It’s all part of GE’s initiatives in clean energy and health care, begun during the past few years says Immelt to show “how … we make money for investors while solving great problems at the same time.”
The effort has seen its challenges, including some dissatisfaction about how long it can take for a new product to progress from an idea to profitability, a process that can take years. “Our investors don’t always like it,” said Immelt. “Our employees sometimes get bored.”
Once they land in corporate jobs, he encouraged students to broaden their perspectives by seeking out the opinions of contrarians. “Have people who are your worse critics, and let them inside where you are,” Immelt said.

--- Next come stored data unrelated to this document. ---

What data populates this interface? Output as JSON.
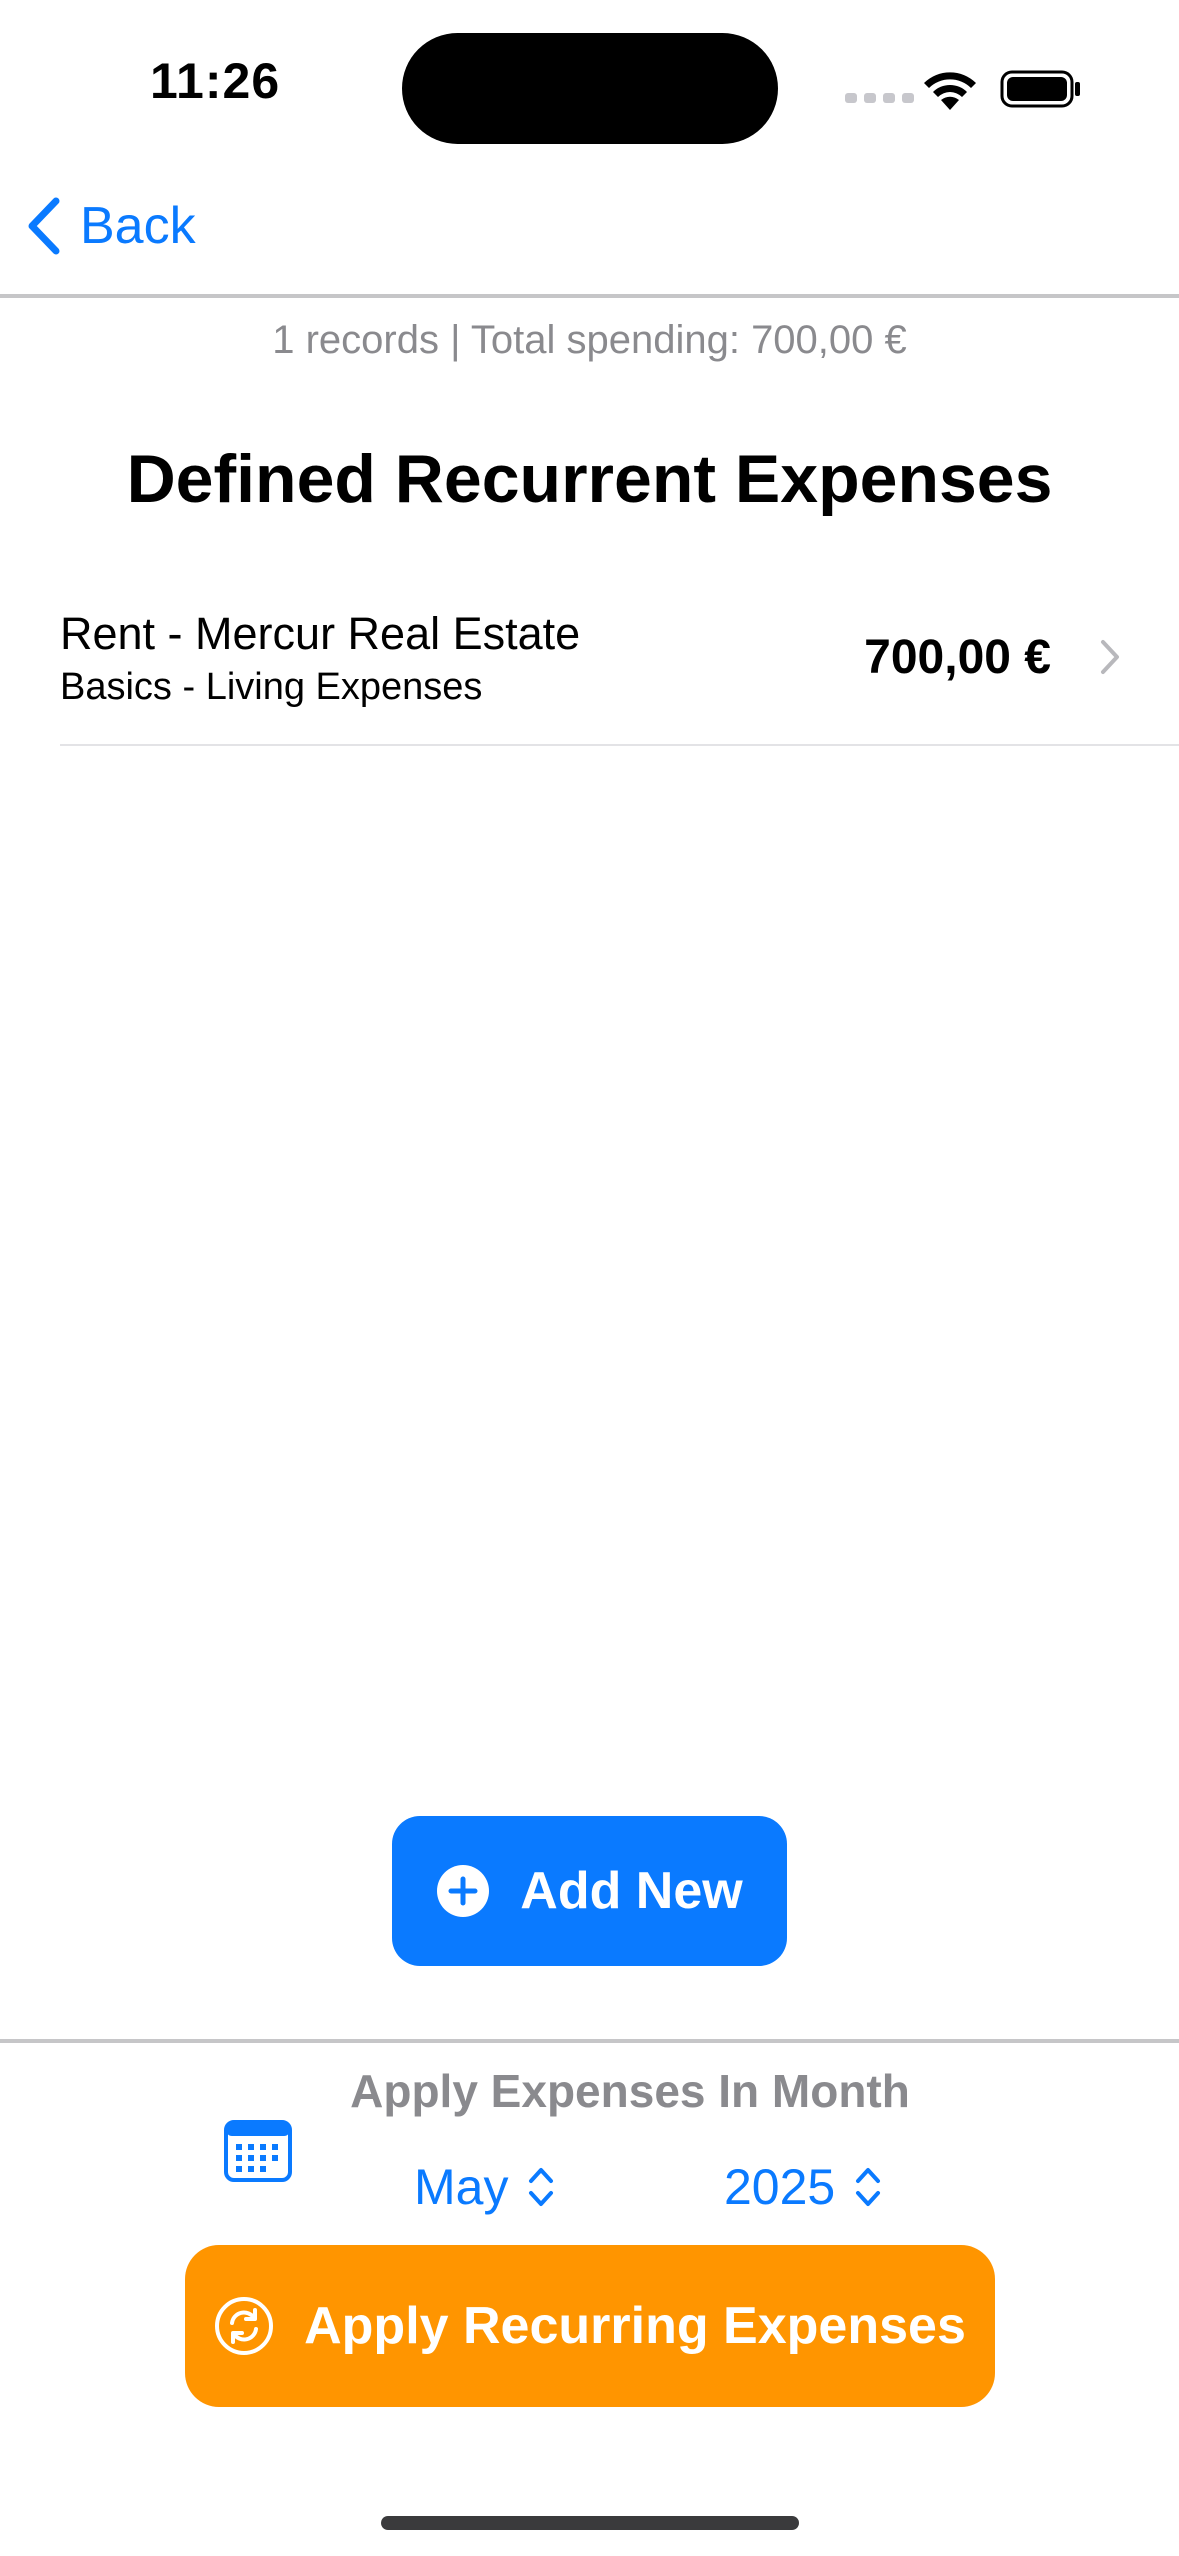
{
  "status_bar": {
    "time": "11:26"
  },
  "nav": {
    "back_label": "Back"
  },
  "summary": "1 records | Total spending: 700,00 €",
  "page_title": "Defined Recurrent Expenses",
  "expenses": [
    {
      "title": "Rent - Mercur Real Estate",
      "category": "Basics - Living Expenses",
      "amount": "700,00 €"
    }
  ],
  "add_button_label": "Add New",
  "apply_section": {
    "label": "Apply Expenses In Month",
    "month": "May",
    "year": "2025",
    "button_label": "Apply Recurring Expenses"
  },
  "colors": {
    "accent": "#0a7aff",
    "apply": "#ff9500",
    "secondary_text": "#8a8a8e"
  },
  "icons": [
    "chevron-left-icon",
    "chevron-right-icon",
    "plus-circle-icon",
    "calendar-icon",
    "chevron-up-down-icon",
    "refresh-circle-icon",
    "wifi-icon",
    "battery-icon"
  ]
}
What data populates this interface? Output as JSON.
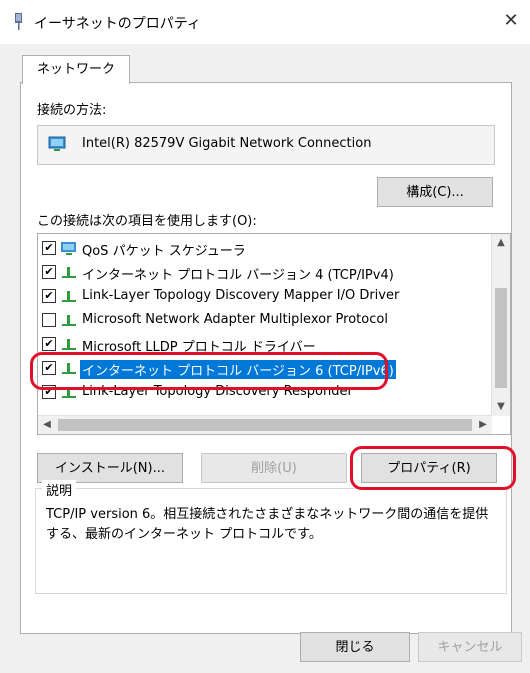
{
  "window": {
    "title": "イーサネットのプロパティ",
    "close_glyph": "✕"
  },
  "tab": {
    "label": "ネットワーク"
  },
  "connection": {
    "label": "接続の方法:",
    "adapter": "Intel(R) 82579V Gigabit Network Connection",
    "configure_button": "構成(C)..."
  },
  "items": {
    "label": "この接続は次の項目を使用します(O):",
    "list": [
      {
        "checked": true,
        "icon": "qos-scheduler-icon",
        "label": "QoS パケット スケジューラ",
        "selected": false
      },
      {
        "checked": true,
        "icon": "protocol-icon",
        "label": "インターネット プロトコル バージョン 4 (TCP/IPv4)",
        "selected": false
      },
      {
        "checked": true,
        "icon": "protocol-icon",
        "label": "Link-Layer Topology Discovery Mapper I/O Driver",
        "selected": false
      },
      {
        "checked": false,
        "icon": "protocol-icon",
        "label": "Microsoft Network Adapter Multiplexor Protocol",
        "selected": false
      },
      {
        "checked": true,
        "icon": "protocol-icon",
        "label": "Microsoft LLDP プロトコル ドライバー",
        "selected": false
      },
      {
        "checked": true,
        "icon": "protocol-icon",
        "label": "インターネット プロトコル バージョン 6 (TCP/IPv6)",
        "selected": true
      },
      {
        "checked": true,
        "icon": "protocol-icon",
        "label": "Link-Layer Topology Discovery Responder",
        "selected": false
      }
    ],
    "check_glyph": "✔"
  },
  "buttons": {
    "install": "インストール(N)...",
    "uninstall": "削除(U)",
    "properties": "プロパティ(R)",
    "ok": "閉じる",
    "cancel": "キャンセル"
  },
  "description": {
    "title": "説明",
    "text": "TCP/IP version 6。相互接続されたさまざまなネットワーク間の通信を提供する、最新のインターネット プロトコルです。"
  },
  "colors": {
    "selection": "#0078d7",
    "annotation": "#e0102a"
  }
}
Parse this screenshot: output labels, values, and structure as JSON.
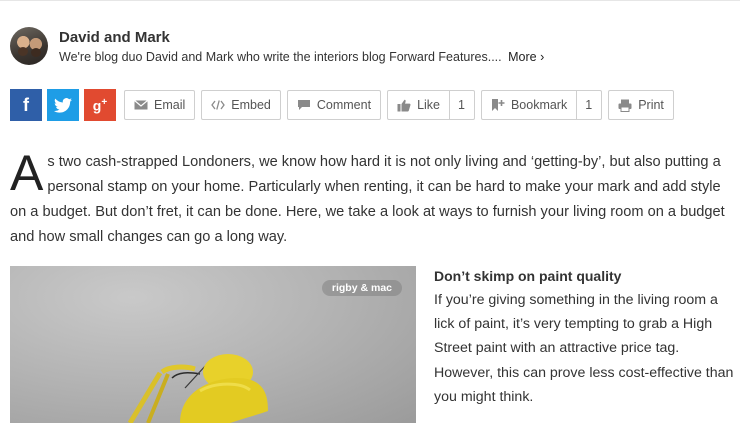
{
  "author": {
    "name": "David and Mark",
    "bio": "We're blog duo David and Mark who write the interiors blog Forward Features....",
    "more": "More ›"
  },
  "share": {
    "facebook": "f",
    "google": "g",
    "google_plus": "+",
    "email": "Email",
    "embed": "Embed",
    "comment": "Comment",
    "like": "Like",
    "like_count": "1",
    "bookmark": "Bookmark",
    "bookmark_count": "1",
    "print": "Print"
  },
  "icons": {
    "facebook": "facebook-icon",
    "twitter": "twitter-icon",
    "google_plus": "google-plus-icon",
    "email": "envelope-icon",
    "embed": "code-icon",
    "comment": "speech-bubble-icon",
    "like": "thumbs-up-icon",
    "bookmark": "bookmark-plus-icon",
    "print": "printer-icon"
  },
  "colors": {
    "facebook": "#2f5fa8",
    "twitter": "#1e9de6",
    "google_plus": "#e14a30",
    "lamp": "#e8d12a"
  },
  "article": {
    "dropcap": "A",
    "intro": "s two cash-strapped Londoners, we know how hard it is not only living and ‘getting-by’, but also putting a personal stamp on your home. Particularly when renting, it can be hard to make your mark and add style on a budget. But don’t fret, it can be done. Here, we take a look at ways to furnish your living room on a budget and how small changes can go a long way.",
    "photo_credit": "rigby & mac",
    "section_title": "Don’t skimp on paint quality",
    "section_text": "If you’re giving something in the living room a lick of paint, it’s very tempting to grab a High Street paint with an attractive price tag. However, this can prove less cost-effective than you might think."
  }
}
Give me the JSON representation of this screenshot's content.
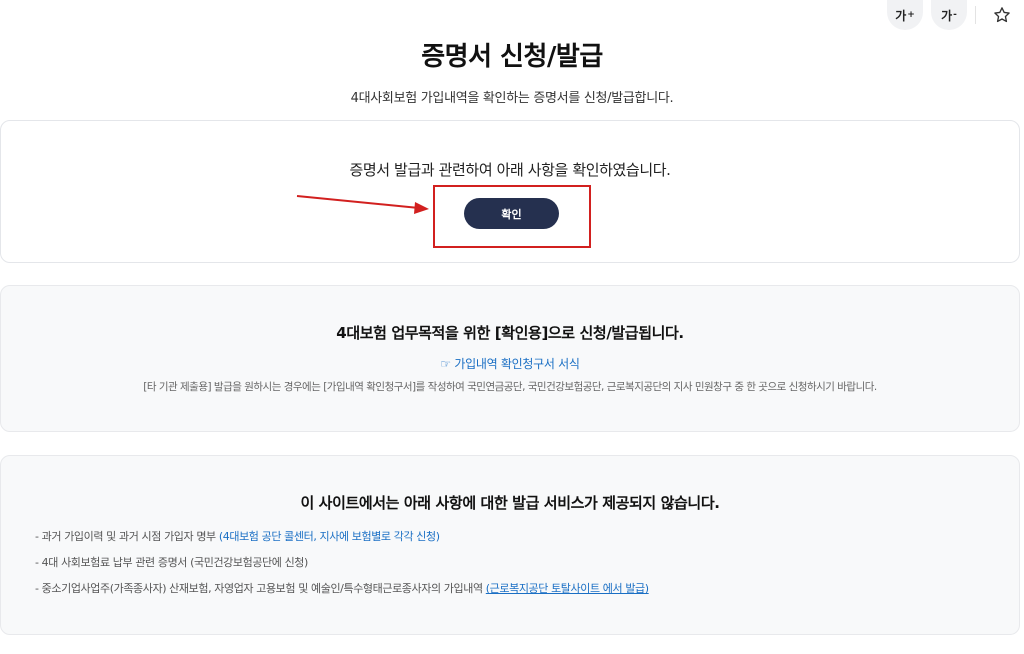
{
  "toolbar": {
    "font_increase_label": "가",
    "font_increase_mark": "+",
    "font_decrease_label": "가",
    "font_decrease_mark": "-",
    "bookmark_icon": "star-icon"
  },
  "header": {
    "title": "증명서 신청/발급",
    "subtitle": "4대사회보험 가입내역을 확인하는 증명서를 신청/발급합니다."
  },
  "confirm_section": {
    "text": "증명서 발급과 관련하여 아래 사항을 확인하였습니다.",
    "button_label": "확인",
    "highlight_color": "#d2201f"
  },
  "info_section": {
    "title": "4대보험 업무목적을 위한 [확인용]으로 신청/발급됩니다.",
    "link_icon": "☞",
    "link_text": "가입내역 확인청구서 서식",
    "description": "[타 기관 제출용] 발급을 원하시는 경우에는 [가입내역 확인청구서]를 작성하여 국민연금공단, 국민건강보험공단, 근로복지공단의 지사 민원창구 중 한 곳으로 신청하시기 바랍니다."
  },
  "notice_section": {
    "title": "이 사이트에서는 아래 사항에 대한 발급 서비스가 제공되지 않습니다.",
    "items": [
      {
        "text": "- 과거 가입이력 및 과거 시점 가입자 명부",
        "note": "(4대보험 공단 콜센터, 지사에 보험별로 각각 신청)"
      },
      {
        "text": "- 4대 사회보험료 납부 관련 증명서 (국민건강보험공단에 신청)"
      },
      {
        "text": "- 중소기업사업주(가족종사자) 산재보험, 자영업자 고용보험 및 예술인/특수형태근로종사자의 가입내역",
        "link": "(근로복지공단 토탈사이트 에서 발급)"
      }
    ]
  },
  "colors": {
    "primary_button": "#25304f",
    "link": "#1a6fc4",
    "annotation_red": "#d2201f"
  }
}
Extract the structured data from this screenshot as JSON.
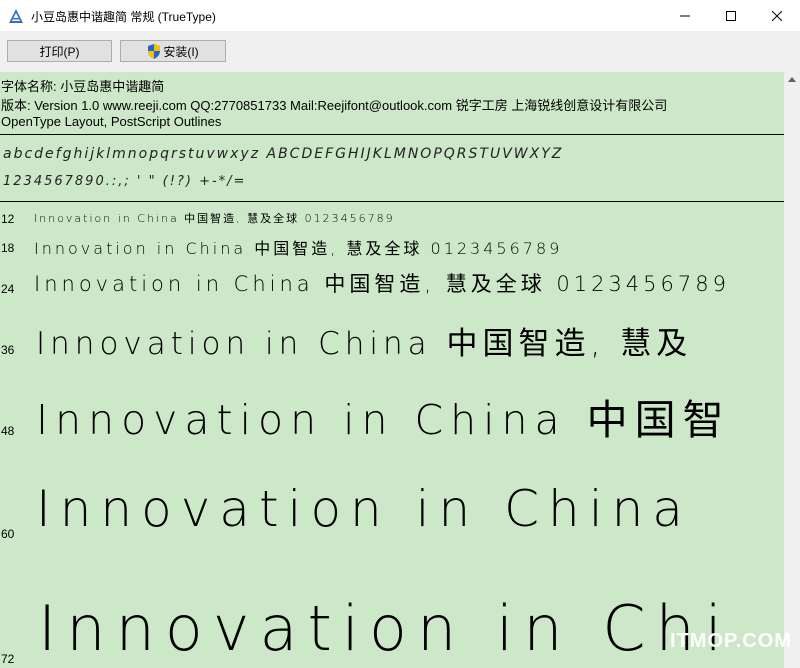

It’s advice he follows himself. As an advisor to President Barack Obama’s Economic Recovery Advisory Board, he’s part of the independent group formed to advise the president on programs to help jump-start the economy. “I’m a Republican, but the president wanted to reach out and have different voices,” Immelt said. “When I go and serve the president, my role is to say, ‘Here’s what I’d do if I were you.’ To be a good friend in business, you better be able to see things with the other person’s point of view.” Immelt’s speech marked the final “View From The Top” event for the GSB’s academic year and was dedicated to Roanak Desai, a second-year MBA student who died this spring after a short illness.
Although a schedule conflict meant he could not attend Immelt’s talk, GSB Dean Garth Saloner, in a recorded message played at the event, described Desai as the “heart and soul” of the student leadership team in charge of the speaker series, which brings top business leaders to campus to talk about leadership. The final presentation each year will honor Desai’s “positive spirit, warm humor, generosity, leadership, and intellectual curiosity that embodied much of what we all love about the GSB,” Saloner said.